К этому сообщению французский математик добавлял, что сам он жаждет только одного — поскорее узнать те прекрасные и важные результаты, к которым пришла Ковалевская в знаменитом вопросе. «Мне будет приятно подбирать колосья со сжатого вами поля. Я уже мечтаю об изучении частных случаев, в которых ваши гиперэллиптические интегралы приводятся к эллиптическим функциям, подобно тем примерам, которые дали Якоби и другие», — писал пользовавшийся широкой известностью Эрмит, ставя ученую-женщину в самый высокий ряд математиков своего времени.

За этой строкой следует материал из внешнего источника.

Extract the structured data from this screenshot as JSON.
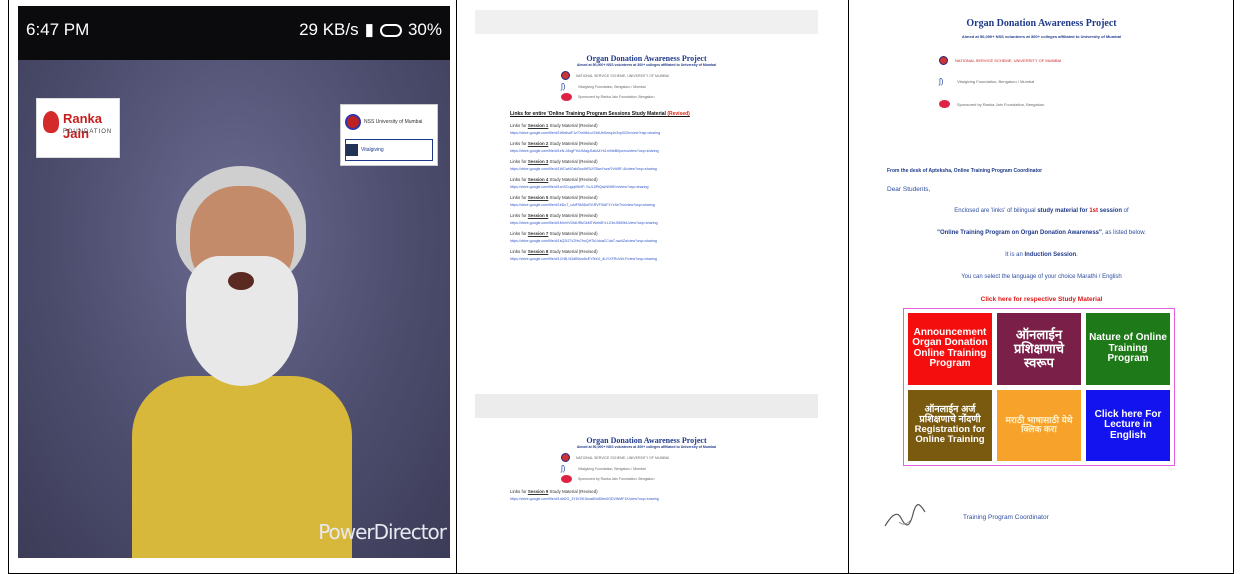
{
  "phone": {
    "status_time": "6:47 PM",
    "status_right": "29 KB/s",
    "battery": "30%",
    "logo_left_name": "Ranka Jain",
    "logo_left_sub": "FOUNDATION",
    "logo_right_top": "NSS University of Mumbai",
    "logo_right_bottom": "Vitalgiving",
    "watermark": "PowerDirector"
  },
  "doc_a": {
    "title": "Organ Donation Awareness Project",
    "subtitle": "Aimed at 50,000+ NSS volunteers at 300+ colleges affiliated to University of Mumbai",
    "rows": [
      "NATIONAL SERVICE SCHEME, UNIVERSITY OF MUMBAI",
      "Vitalgiving Foundation, Bengaluru / Mumbai",
      "Sponsored by Ranka Jain Foundation, Bengaluru"
    ],
    "links_title": "Links for entire 'Online Training Program Sessions Study Material",
    "links_rev": "(Revised)",
    "sessions": [
      {
        "prefix": "Links for ",
        "name": "Session 1",
        "suffix": " Study Material (Revised)",
        "url": "https://drive.google.com/file/d/1Wb8sdF1zTXeMbLcG9dUbSeeq4n3xpX02h/view?usp=sharing"
      },
      {
        "prefix": "Links for ",
        "name": "Session 2",
        "suffix": " Study Material (Revised)",
        "url": "https://drive.google.com/file/d/1eN-J8xgFYoUMag-BzkA4Yk1m9rkB0pwmu/view?usp=sharing"
      },
      {
        "prefix": "Links for ",
        "name": "Session 3",
        "suffix": " Study Material (Revised)",
        "url": "https://drive.google.com/file/d/1WCwNOsbDsoWRUt7BaxYszzf7vW8F-4k/view?usp=sharing"
      },
      {
        "prefix": "Links for ",
        "name": "Session 4",
        "suffix": " Study Material (Revised)",
        "url": "https://drive.google.com/file/d/1xnSCugqM5HP-YuJL5PtQskNNHEm/view?usp=sharing"
      },
      {
        "prefix": "Links for ",
        "name": "Session 5",
        "suffix": " Study Material (Revised)",
        "url": "https://drive.google.com/file/d/1bDcT_uAtF5MlDuRGRVFI0AF1YxSeTxo/view?usp=sharing"
      },
      {
        "prefix": "Links for ",
        "name": "Session 6",
        "suffix": " Study Material (Revised)",
        "url": "https://drive.google.com/file/d/1MmVVDfdURkGkMTWeb8Fz1-EbrJ56f0b1/view?usp=sharing"
      },
      {
        "prefix": "Links for ",
        "name": "Session 7",
        "suffix": " Study Material (Revised)",
        "url": "https://drive.google.com/file/d/1kQ2fJ7V2Hs7huQH7kUdoaCCdaT-swAZa/view?usp=sharing"
      },
      {
        "prefix": "Links for ",
        "name": "Session 8",
        "suffix": " Study Material (Revised)",
        "url": "https://drive.google.com/file/d/1CNB-N3dB5vw6vEY9h0J_dUYXFRoVbl-F/view?usp=sharing"
      }
    ]
  },
  "doc_b": {
    "session_prefix": "Links for ",
    "session_name": "Session 9",
    "session_suffix": " Study Material (Revised)",
    "url": "https://drive.google.com/file/d/1dtrDG_3YDO9I1bna8NdDibn0GDVWMF1K/view?usp=sharing"
  },
  "doc_c": {
    "desk": "From the desk of Apteksha, Online Training Program Coordinator",
    "dear": "Dear Students,",
    "p1_a": "Enclosed are 'links' of bilingual ",
    "p1_b": "study material for ",
    "p1_c": "1st",
    "p1_d": " session",
    "p1_e": " of",
    "p2_a": "\"Online Training Program on Organ Donation Awareness\"",
    "p2_b": ", as listed below.",
    "p3_a": "It is an ",
    "p3_b": "Induction Session",
    "p3_c": ".",
    "p4": "You can select the language of your choice Marathi / English",
    "click_here": "Click here for respective Study Material",
    "tiles": [
      "Announcement Organ Donation Online Training Program",
      "ऑनलाईन प्रशिक्षणाचे स्वरूप",
      "Nature of Online Training Program",
      "ऑनलाईन अर्ज प्रशिक्षणाचे नोंदणी Registration for Online Training",
      "मराठी भाषासाठी येथे क्लिक करा",
      "Click here For Lecture in English"
    ],
    "coordinator": "Training Program Coordinator"
  },
  "colors": {
    "header_blue": "#1f3a8a",
    "link_blue": "#2f55c8",
    "alert_red": "#e01717"
  }
}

Получив такой благоприятный ответ, позволявший немного отдохнуть, Софья Васильевна подписала свой труд девизом — несколько расширенная старофранцузская пословица — «Dis ce que tu sais, fais ce que tu dois, advienne ce que pourra» («Говори, что знаешь, делай, что должен, будь что будет») — и послала в Париж, конкурсной комиссии. Она не хотела отделывать работу в состоянии изнурения, так как предчувствовала, что дальнейшие исследования обещают новые приятные неожиданности. А для этого надо было накопить сил.

Максим Ковалевский, возвратившись в Стокгольм, поразился переменой, происшедшей в Софье Васильевне: она похудела, лицо ее так осунулось, побледнело, глаза так угасли и запали, что она выглядела состарившейся на несколько лет.

Но даже в состоянии предельного изнурения Ковалевская оставалась неотразимо интересной собеседницей. Максим Максимович настойчиво просил ее совершить с ним путешествие, чтобы она смогла отдохнуть перед конкурсом. Он предлагал отправиться на Кавказ, через Константинополь, уверял, что поездка обойдется ей очень недорого. «Но, — сообщала Софья Васильевна Анне-Шарлотте, которая собиралась, как и Миттаг-Леффлер, ехать с ними, — относительно этого пункта у меня существуют сомнения, и я думаю, что мы поступим благоразумнее, если будем держаться цивилизованных стран».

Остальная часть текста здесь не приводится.